Wellington youth mental health facility lost track of people in its care 35 times

An acute youth mental health facility in Wellington lost track of young people in their care 35 times.  

Figures provided to Newshub under the Official Information Act show in the year to April, patients went missing 35 times from Wellington's Adolescent Inpatient Service - 26 of those incidents resulted in missing people reports to police.

The data shows the 35 missing people of concern incidents related to 21 people, meaning some of those people were missing more than once. 

During the same time period, there were five suicide attempts and 27 self-harm incidents. 

In a statement, the District Health Board said the increase in incidents was down to a temporary move after a fire damaged their unit - the service has now moved back. 

"A 'missing person of concern' relates to a situation where a person leaves the unit without informing staff of where they are going," Nigel Fairley, Mental Health, Addictions and Intellectual Disability Service general manager told Newshub.

"This includes youth who are informal clients, who can leave anytime, but do so without telling staff where they are going. The terminology is used broadly for reporting purposes. 

"An increase is attributed to the temporary relocation of the service to an open ward in Wellington.

"The service was relocated after a fire damaged our adult acute inpatient ward, which meant that RRAIS clients were located in a new environment and were less settled. The service returned to its original location in September."

The Prime Minister has admitted some acute care facilities might actually be causing more harm to mental health patients - and she's hoping a new suicide prevention office will hold them to account.
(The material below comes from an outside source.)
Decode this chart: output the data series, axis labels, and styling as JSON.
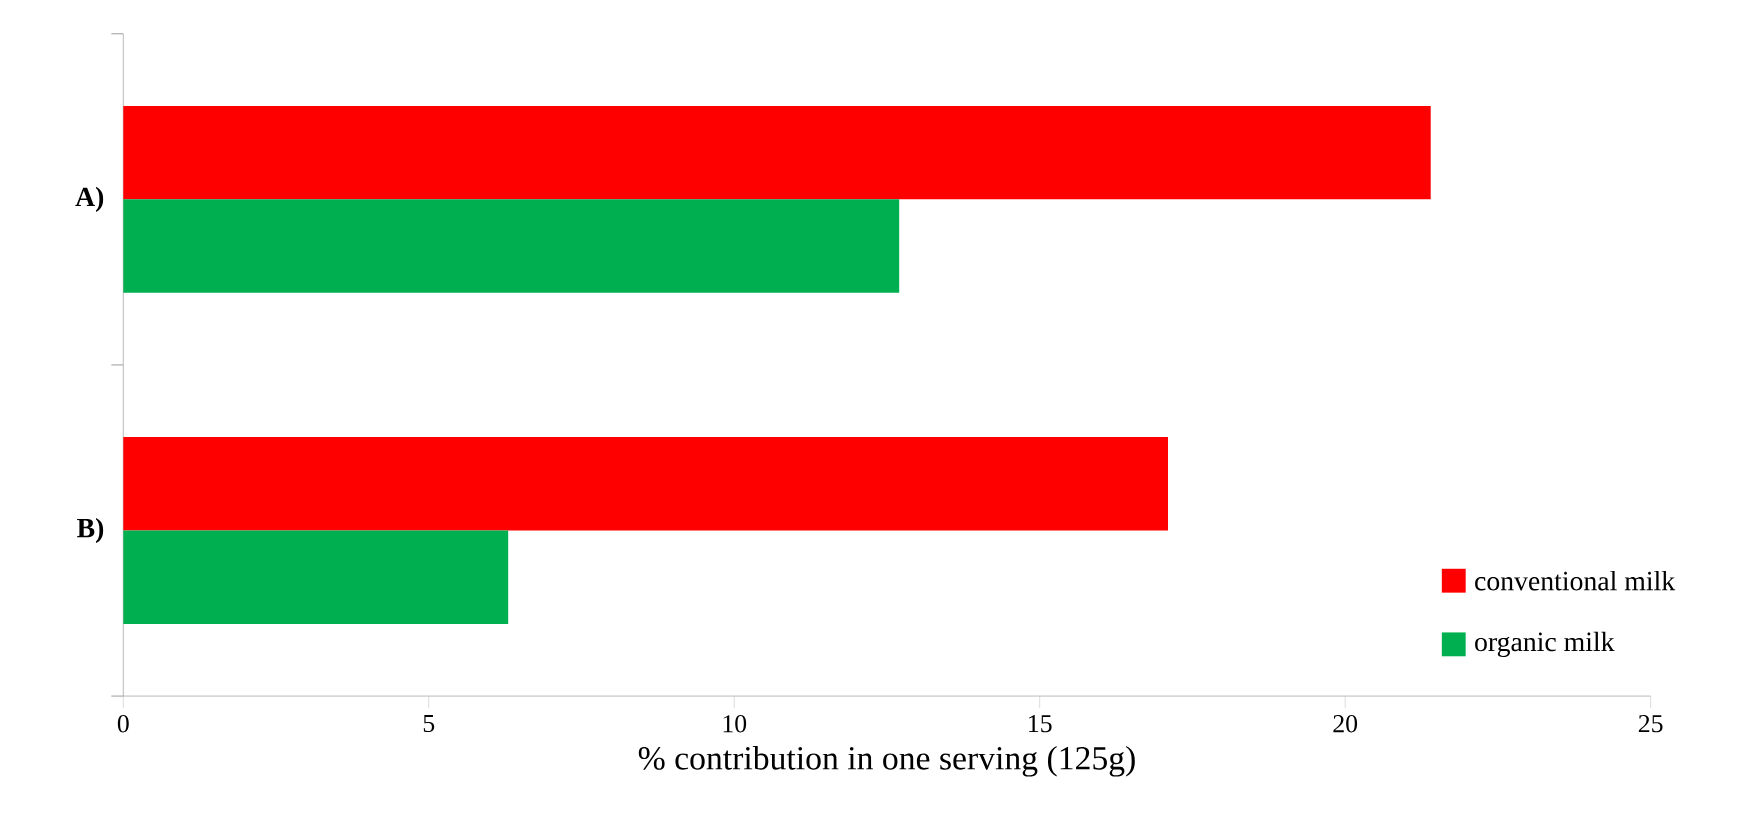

A shoulder injury in 2017 was the beginning of a tough time for former All Black Nehe Milner Skudder - the on-going struggle meant he missed out on this year's World Cup.

'Over the years I've built up a tool kit of strategies and resources - I still found myself going back to some dark places," he said. 

He found his way out of those dark places and on Wednesday helped the Government launch its National Suicide Prevention office

This particular milestone is somewhat bittersweet. It is bitter because New Zealand's high rate of suicide is shameful," said Jacinda Ardern.

The Government acknowledges there's no easy fix - and even acute services - which deal with our most at-risk patients aren't coping. 

"Over a number of years, there have been reports that a number of our acute services are actually contributing to harm," said Ardern.

Earlier this year Newshub spoke to a teenager who lives with bipolar - she spoke of seeing others self-harming while at Wellington's Adolescent Inpatient Service

"Every day you would walk in there would be blood in the sink," she told NewsHub at the time.